A Trial of Segmental Stiffening Wires to Improve the Efficiency and Patient Tolerability of Colonoscopy

Colonoscopy can be challenging to perform and painful due to looping of the colonoscope.
Looping occurs when further insertion of the colonoscope results in a loop forming in the
shaft of the colonoscope instead of advancement of the tip. Attempts have been made to solve
this problem, but to date there is no perfect solution. Since colonoscopy is the gold
standard for colon cancer screening providing a device that could prevent looping would be
valuable. We have developed an experimental device that has not been approved outside of the
context of this study known as the Segmental Stiffening Wire (SSW). This wire will be
utilized by passing it through the biopsy channel of the endoscope. The wire has a 15-25
inch area of increased thickness and stiffness. The stiffened section can be advanced into
areas of looping in an effort to prevent re-looping. We will conduct a pilot study in two
phases. The first phase will include approximately 10 healthy volunteers who will undergo
colonoscopy using the SSW. Fluoroscopy will be used to determine if the device prevents
re-looping. If in phase 1 the device is successful in over 30% of episodes, the second phase
will be undertaken. In the second phase volunteers willing to undergo two colonoscopies on
consecutive days will be recruited. Volunteers who experience looping will be randomized as
to whether the SSW is available.
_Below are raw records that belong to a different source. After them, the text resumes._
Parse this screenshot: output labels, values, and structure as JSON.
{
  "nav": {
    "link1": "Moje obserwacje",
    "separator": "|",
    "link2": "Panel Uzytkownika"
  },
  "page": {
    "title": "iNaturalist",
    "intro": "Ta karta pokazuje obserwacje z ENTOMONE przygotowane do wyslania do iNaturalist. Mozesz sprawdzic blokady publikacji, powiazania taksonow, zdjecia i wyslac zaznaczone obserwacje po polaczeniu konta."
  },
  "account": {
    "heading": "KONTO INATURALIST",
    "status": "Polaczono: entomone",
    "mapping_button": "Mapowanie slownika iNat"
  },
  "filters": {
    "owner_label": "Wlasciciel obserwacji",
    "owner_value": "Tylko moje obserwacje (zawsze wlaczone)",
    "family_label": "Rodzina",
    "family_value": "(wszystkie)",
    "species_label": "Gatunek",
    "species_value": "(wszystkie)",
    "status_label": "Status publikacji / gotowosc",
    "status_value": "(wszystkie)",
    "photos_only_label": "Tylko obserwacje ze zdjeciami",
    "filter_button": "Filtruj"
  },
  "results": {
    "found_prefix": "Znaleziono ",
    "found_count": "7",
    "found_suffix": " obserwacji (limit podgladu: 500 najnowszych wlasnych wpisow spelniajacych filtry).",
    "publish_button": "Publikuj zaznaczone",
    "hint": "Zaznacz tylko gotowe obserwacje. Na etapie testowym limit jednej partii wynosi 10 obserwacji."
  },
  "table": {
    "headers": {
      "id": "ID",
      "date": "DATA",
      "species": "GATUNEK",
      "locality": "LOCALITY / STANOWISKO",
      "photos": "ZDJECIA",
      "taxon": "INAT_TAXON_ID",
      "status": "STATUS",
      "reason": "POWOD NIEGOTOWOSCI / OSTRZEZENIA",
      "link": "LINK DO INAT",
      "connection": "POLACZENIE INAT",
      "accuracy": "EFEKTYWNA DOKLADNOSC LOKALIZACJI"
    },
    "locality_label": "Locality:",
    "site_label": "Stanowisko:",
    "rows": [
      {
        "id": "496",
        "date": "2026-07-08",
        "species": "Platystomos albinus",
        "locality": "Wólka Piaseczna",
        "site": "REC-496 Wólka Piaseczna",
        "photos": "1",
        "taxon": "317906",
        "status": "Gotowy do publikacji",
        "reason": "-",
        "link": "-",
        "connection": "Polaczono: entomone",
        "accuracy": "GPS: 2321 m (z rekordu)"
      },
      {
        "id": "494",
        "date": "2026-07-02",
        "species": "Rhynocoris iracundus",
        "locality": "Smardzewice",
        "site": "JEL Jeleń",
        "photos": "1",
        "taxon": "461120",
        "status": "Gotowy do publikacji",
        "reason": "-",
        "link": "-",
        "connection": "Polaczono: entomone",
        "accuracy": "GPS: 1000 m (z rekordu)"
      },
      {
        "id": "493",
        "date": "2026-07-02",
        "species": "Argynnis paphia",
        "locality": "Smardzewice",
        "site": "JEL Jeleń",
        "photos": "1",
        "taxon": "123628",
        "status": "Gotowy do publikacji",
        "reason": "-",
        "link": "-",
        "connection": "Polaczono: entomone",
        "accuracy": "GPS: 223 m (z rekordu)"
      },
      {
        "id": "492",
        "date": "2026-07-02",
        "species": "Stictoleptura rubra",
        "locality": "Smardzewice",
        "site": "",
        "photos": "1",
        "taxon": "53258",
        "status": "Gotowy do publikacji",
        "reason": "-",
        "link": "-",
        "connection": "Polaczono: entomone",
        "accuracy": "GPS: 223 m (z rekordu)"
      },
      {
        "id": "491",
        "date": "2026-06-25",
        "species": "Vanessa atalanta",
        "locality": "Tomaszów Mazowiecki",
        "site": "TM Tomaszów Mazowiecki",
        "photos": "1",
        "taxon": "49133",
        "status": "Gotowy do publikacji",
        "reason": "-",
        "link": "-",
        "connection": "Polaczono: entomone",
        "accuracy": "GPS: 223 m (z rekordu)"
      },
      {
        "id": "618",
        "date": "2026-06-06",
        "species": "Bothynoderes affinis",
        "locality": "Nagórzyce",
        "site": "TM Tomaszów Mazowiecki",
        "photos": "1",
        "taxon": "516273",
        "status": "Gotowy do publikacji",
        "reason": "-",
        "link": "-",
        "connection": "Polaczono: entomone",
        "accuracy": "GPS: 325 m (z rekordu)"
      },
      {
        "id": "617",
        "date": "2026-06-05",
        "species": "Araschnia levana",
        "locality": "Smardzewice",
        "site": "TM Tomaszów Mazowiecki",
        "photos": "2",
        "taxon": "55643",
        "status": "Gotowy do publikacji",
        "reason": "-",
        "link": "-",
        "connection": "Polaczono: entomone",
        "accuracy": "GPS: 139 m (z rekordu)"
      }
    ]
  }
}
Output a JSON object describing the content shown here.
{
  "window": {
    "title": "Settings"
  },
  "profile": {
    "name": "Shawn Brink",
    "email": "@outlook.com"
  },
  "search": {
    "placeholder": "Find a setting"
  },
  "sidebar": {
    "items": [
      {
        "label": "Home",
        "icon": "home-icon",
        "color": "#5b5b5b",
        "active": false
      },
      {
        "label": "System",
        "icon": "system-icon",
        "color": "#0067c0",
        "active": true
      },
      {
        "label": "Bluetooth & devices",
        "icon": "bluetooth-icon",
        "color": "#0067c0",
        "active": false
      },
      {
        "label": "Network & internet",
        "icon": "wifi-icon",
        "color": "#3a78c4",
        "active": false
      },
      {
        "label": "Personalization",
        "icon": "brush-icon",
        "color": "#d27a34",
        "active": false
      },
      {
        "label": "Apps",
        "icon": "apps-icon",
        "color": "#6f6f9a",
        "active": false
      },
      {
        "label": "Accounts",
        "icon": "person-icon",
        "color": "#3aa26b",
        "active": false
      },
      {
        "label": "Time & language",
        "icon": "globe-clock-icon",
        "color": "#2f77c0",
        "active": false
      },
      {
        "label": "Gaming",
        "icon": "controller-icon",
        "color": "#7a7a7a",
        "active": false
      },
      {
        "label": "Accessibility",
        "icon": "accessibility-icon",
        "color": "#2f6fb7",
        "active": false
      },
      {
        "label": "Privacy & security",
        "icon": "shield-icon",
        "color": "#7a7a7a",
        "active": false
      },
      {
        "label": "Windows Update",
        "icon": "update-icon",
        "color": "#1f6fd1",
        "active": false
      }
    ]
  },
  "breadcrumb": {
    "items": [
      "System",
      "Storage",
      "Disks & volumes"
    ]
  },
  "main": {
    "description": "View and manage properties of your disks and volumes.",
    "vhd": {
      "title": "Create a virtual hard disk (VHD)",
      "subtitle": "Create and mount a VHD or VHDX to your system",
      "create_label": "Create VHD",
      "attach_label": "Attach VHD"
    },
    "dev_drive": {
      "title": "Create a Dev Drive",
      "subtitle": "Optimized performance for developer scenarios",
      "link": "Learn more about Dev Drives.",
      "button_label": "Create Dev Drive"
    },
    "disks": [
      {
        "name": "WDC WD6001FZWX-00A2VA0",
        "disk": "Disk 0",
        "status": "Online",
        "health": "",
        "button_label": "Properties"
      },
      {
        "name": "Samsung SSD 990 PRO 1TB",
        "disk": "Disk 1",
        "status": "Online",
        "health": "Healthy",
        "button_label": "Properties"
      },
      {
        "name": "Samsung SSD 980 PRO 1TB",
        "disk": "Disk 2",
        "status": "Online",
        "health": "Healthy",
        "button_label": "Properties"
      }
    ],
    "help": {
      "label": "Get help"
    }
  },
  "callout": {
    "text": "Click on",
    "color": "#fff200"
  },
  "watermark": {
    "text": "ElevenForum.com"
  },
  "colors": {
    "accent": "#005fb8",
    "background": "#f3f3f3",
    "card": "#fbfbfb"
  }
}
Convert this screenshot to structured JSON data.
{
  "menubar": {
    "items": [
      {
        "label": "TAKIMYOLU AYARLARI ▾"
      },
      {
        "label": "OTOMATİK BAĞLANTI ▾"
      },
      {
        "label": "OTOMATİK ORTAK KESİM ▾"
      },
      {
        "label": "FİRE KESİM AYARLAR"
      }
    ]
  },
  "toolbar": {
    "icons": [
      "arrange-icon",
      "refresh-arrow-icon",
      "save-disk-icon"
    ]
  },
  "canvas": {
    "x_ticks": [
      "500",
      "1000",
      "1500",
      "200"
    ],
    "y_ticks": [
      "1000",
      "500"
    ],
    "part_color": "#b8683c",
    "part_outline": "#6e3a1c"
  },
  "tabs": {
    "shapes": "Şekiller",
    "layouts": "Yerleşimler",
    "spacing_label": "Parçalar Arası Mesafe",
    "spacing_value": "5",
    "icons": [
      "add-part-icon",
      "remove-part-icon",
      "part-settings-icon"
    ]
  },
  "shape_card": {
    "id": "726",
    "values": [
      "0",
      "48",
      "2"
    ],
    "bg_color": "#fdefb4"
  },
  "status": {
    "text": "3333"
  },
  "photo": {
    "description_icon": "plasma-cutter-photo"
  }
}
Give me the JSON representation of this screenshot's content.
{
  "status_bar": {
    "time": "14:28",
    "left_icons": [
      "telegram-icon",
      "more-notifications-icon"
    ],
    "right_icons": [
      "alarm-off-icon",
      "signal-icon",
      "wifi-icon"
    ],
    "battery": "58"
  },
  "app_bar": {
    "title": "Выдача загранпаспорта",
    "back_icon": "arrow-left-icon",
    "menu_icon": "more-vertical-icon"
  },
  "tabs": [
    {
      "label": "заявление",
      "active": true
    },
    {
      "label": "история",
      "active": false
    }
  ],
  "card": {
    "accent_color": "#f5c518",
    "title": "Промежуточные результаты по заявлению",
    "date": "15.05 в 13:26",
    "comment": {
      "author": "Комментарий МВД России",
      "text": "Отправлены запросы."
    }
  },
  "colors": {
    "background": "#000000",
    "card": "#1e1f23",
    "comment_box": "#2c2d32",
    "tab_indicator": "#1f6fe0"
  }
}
These volunteers will then undergo an otherwise identical
colonoscopy on the following day except the SSW will be available if it was not on the first
colonoscopy or it will not be available if it was on the first colonoscopy. Volunteers who
undergo two colonoscopies will not need a second bowel preparation but will be maintained on
a clear liquid diet between the two procedures. Volunteers in which looping does not occur
will have their initial colonoscopy completed as normal and then will leave the study. If
unable to obtain sufficient volunteers willing to undergo dual colonoscopy, then volunteers
willing to undergo single colonoscopy will be included and their procedures will be done
with or without the SSW in random fashion. The endpoints will be cecal intubation time;
cecal intubation rate; quantity of sedation/analgesia; number of ancillary maneuvers;
pain/sedation as measured by the Visual Analog Pain Scale, the Ramsey Sedation Scale, and
clinical observations; vital sign changes; and the endoscopists' subjective assessment of
procedure difficulty and the usefulness of the SSW.